Methods and Applications of Analysis

Volume 23 (2016)

Number 2

Error estimate of the particle method for the $b$-equation

Pages: 119 – 154

DOI: https://dx.doi.org/10.4310/MAA.2016.v23.n2.a1

Authors

Yong Duan (School of Mathematical Sciences, University of Electronic Science and Technology of China, Chengdu, Sichuan, China)

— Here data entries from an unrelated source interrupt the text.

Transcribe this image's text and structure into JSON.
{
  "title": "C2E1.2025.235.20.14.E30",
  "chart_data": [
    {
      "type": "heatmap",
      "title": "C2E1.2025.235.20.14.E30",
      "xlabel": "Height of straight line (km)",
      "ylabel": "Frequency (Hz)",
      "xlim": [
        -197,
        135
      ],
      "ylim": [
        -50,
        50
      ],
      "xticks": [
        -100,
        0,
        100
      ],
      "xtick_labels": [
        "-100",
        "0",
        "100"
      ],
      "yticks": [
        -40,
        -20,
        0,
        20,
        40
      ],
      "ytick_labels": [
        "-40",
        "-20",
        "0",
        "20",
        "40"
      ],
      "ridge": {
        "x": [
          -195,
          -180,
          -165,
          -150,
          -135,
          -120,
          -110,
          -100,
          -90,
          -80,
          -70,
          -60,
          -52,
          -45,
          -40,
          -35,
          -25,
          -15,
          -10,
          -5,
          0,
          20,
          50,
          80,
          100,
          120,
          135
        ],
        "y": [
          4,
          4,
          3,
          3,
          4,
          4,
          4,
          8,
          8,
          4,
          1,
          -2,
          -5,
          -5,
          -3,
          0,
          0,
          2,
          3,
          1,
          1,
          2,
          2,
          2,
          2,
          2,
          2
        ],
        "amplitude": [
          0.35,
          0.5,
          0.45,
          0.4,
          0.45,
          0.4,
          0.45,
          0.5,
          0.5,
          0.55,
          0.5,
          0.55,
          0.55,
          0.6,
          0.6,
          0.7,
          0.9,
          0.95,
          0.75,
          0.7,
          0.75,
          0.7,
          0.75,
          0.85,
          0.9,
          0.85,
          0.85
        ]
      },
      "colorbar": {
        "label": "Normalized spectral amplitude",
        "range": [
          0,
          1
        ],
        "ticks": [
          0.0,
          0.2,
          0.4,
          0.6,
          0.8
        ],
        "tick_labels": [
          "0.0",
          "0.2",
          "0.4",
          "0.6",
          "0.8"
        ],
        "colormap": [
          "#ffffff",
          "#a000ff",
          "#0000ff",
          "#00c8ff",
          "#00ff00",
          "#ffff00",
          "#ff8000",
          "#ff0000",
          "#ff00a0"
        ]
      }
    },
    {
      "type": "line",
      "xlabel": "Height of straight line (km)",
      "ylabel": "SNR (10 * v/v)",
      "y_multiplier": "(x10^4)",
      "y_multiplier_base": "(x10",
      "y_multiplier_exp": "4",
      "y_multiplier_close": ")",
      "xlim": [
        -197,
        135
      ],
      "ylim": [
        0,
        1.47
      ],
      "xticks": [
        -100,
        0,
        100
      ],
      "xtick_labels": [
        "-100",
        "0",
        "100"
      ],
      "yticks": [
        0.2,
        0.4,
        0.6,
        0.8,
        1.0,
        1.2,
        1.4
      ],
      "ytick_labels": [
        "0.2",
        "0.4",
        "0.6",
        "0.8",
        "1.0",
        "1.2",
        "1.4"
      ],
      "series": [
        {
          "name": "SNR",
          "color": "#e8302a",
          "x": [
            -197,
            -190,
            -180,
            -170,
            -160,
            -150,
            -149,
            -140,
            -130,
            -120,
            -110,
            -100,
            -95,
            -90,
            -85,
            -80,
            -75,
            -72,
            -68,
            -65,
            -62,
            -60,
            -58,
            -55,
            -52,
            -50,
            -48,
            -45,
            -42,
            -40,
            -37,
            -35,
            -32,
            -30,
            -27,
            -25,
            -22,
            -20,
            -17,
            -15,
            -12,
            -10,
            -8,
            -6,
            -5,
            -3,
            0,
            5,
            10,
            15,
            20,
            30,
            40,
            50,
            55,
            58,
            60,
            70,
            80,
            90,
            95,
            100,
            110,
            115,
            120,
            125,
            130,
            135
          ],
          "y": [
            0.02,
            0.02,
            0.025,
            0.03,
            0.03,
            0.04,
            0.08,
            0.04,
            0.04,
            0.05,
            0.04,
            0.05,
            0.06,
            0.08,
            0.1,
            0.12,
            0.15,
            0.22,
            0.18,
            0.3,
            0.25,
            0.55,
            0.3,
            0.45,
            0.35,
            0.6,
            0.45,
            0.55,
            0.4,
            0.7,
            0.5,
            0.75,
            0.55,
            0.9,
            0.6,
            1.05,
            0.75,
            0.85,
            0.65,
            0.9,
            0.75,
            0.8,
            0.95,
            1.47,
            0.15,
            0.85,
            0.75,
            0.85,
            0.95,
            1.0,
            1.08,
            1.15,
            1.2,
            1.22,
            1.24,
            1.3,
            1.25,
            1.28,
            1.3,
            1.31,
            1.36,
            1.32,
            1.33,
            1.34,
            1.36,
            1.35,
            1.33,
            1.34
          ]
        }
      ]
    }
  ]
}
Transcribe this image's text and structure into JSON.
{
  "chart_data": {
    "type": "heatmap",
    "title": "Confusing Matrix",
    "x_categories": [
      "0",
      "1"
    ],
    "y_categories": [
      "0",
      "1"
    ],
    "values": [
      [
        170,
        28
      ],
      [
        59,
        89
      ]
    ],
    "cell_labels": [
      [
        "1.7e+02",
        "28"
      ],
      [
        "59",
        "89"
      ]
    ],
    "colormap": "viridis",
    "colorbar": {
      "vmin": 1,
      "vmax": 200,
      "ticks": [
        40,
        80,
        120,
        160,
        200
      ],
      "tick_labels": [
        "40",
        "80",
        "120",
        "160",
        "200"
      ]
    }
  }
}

Jian-Guo Liu (Department of Physics and Department of Mathematics, Duke University, Durham, North Carolina, U.S.A.)

Abstract

In this paper, we establish the optimal error estimate of the particle method for a family of nonlinear evolutionary partial differential equations, or the so-called $b$-equation. The $b$-equation, including the Camassa–Holm equation and the Degasperis–Procesi equation, has many applications in diverse scientific fields. The particle method is an approximation of the $b$-equation in Lagrangian representation. We also prove short-time existence, uniqueness and regularity of the Lagrangian representation of the $b$-equation.

Keywords

Camassa–Holm equation, Degasperis–Procesi equation, Lagrangian representation, classical solution, particle method, peakon solutions, error estimate

2010 Mathematics Subject Classification

35B65, 35C08, 35D35, 65M15, 65M75

Published 30 June 2016